Circle Commerce
- Industry: Software
- Founded: 1991
- Founder: Frank Hanshaw III
- Headquarters: Windsor, Connecticut, United States
- Products: Order Management Software
- Website: circlecommerce.com

= Circle Commerce =

American accounting software company

Circle Commerce is an American order management software company located in Windsor, Connecticut, United States.

==History==
Circle Commerce was founded in 1991 under the name Avexxis Corporation by former consultants from a major accounting firm. In 2011, the company re-branded itself as Circle Commerce and in 2012, received financing the state of Connecticut's Department of Economic and Community Development (DECD), who awarded the company a $250,000 loan and $100,000 grant as part of the state's Business Express Program.

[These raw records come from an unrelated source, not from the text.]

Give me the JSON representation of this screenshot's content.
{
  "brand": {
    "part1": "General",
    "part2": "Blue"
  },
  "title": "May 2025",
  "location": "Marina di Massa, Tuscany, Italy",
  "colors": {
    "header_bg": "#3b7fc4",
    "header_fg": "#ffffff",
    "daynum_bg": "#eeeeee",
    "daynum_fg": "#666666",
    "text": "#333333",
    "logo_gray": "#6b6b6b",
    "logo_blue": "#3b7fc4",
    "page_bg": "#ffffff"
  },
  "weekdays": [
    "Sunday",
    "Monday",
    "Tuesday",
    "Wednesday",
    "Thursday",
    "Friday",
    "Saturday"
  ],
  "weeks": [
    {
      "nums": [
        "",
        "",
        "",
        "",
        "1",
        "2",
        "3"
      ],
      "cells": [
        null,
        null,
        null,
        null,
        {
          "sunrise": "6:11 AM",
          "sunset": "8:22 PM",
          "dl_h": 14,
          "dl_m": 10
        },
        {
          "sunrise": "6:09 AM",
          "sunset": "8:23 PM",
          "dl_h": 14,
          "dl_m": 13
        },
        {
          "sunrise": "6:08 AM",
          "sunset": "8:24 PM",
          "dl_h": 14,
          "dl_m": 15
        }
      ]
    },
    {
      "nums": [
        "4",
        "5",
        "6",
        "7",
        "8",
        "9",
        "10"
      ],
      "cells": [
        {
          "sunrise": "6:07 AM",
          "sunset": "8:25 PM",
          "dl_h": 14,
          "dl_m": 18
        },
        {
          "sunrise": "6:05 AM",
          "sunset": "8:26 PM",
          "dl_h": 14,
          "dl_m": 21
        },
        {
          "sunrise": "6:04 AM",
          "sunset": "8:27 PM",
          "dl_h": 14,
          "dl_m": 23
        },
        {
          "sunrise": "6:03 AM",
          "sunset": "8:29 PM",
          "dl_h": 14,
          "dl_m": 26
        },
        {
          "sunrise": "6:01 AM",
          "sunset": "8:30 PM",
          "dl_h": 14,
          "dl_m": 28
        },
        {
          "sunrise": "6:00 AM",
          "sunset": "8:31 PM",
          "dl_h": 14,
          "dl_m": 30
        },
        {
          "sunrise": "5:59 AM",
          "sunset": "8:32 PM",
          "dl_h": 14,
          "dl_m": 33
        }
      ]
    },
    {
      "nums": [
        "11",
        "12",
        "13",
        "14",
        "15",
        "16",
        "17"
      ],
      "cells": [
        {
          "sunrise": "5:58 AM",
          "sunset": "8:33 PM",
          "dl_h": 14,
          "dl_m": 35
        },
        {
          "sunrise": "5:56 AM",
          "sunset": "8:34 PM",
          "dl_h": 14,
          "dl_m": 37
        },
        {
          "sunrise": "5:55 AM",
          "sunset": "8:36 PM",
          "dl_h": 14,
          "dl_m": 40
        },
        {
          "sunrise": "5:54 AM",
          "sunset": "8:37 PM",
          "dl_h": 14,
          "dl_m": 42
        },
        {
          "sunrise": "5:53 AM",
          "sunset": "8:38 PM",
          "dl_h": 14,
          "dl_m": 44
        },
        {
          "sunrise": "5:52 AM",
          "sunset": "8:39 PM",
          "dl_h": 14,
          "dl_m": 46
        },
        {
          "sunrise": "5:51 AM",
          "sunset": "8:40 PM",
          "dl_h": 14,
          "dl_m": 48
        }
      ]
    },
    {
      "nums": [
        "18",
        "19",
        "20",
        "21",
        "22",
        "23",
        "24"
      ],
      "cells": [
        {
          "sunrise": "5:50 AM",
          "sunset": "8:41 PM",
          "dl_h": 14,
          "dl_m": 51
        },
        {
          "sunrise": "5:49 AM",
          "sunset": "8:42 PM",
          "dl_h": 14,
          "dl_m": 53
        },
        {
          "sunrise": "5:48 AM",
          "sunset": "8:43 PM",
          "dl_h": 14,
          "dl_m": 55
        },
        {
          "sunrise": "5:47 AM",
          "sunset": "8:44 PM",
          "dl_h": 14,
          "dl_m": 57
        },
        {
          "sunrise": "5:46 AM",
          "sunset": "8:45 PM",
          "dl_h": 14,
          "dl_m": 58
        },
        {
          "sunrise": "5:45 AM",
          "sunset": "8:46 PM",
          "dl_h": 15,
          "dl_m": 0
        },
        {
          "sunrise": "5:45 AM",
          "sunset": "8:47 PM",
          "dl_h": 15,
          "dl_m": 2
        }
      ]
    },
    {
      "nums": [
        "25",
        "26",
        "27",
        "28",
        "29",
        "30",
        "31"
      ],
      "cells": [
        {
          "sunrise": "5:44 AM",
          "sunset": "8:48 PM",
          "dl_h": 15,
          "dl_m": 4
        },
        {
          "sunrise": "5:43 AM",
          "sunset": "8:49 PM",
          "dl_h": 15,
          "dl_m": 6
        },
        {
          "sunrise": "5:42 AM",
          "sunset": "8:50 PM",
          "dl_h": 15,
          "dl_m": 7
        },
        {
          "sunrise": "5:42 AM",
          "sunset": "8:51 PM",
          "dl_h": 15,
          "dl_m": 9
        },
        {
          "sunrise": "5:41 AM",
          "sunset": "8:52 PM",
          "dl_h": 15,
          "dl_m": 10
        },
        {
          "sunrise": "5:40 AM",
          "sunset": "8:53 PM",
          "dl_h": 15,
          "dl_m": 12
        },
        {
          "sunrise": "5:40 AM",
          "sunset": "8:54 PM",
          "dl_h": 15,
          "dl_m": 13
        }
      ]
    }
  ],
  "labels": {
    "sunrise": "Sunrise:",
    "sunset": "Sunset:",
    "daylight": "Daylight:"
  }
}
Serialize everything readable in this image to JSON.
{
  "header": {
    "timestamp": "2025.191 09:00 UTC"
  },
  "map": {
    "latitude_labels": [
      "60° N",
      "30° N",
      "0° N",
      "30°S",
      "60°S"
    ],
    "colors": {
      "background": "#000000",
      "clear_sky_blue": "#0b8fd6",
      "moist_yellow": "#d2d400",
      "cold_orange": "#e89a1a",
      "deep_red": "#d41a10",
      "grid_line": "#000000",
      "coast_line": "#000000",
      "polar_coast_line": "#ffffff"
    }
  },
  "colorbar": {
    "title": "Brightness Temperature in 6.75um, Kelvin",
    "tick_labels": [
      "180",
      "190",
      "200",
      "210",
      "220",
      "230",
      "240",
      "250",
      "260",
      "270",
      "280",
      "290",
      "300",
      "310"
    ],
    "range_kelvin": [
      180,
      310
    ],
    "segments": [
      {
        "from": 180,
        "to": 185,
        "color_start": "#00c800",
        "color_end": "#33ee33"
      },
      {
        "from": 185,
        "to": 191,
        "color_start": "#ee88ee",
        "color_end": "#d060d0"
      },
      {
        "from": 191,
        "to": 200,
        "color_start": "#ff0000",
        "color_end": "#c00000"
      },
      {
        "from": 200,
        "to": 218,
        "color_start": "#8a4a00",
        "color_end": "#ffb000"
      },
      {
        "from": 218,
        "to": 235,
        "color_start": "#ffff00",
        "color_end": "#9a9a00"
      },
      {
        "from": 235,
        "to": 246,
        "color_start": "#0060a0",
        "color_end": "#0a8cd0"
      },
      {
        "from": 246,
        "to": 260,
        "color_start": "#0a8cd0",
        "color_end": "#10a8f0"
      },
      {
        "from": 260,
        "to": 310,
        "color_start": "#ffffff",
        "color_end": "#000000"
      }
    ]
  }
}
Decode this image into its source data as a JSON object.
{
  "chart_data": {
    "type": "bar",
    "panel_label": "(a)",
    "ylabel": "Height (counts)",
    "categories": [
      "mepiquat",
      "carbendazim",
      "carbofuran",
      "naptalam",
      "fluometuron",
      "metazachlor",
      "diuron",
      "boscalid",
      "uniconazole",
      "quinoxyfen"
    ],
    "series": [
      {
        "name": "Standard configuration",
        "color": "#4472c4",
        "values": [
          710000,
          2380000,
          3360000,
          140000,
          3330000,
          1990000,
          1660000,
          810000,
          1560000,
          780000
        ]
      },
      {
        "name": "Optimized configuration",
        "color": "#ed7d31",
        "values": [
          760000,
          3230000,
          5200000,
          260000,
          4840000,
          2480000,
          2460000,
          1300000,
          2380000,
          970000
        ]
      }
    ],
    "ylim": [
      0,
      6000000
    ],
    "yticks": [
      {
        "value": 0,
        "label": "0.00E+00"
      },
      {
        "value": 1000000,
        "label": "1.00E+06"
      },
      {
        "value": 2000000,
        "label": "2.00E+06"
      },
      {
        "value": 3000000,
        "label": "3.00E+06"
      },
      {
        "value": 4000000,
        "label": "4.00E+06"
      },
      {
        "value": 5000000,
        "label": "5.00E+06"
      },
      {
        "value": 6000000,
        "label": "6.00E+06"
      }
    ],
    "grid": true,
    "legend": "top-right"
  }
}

Circle Commerce has customers such as C.C. Filson, and Herrington Catalog.

==Products==
Circle Commerce's flagship product is Circle Commerce Manager, a complete order management software system. It contains modules such as sales (order entry), products, marketing, customers, purchasing, warehouse, maintenance, general ledger, accounts payable, accounts receivable, human resources, utilities, DBA, as well as full shipping and selling channel integration, including Amazon.com, eBay, FedEx, and UPS.

Circle Commerce Manager is powered by Rocket UniVerse.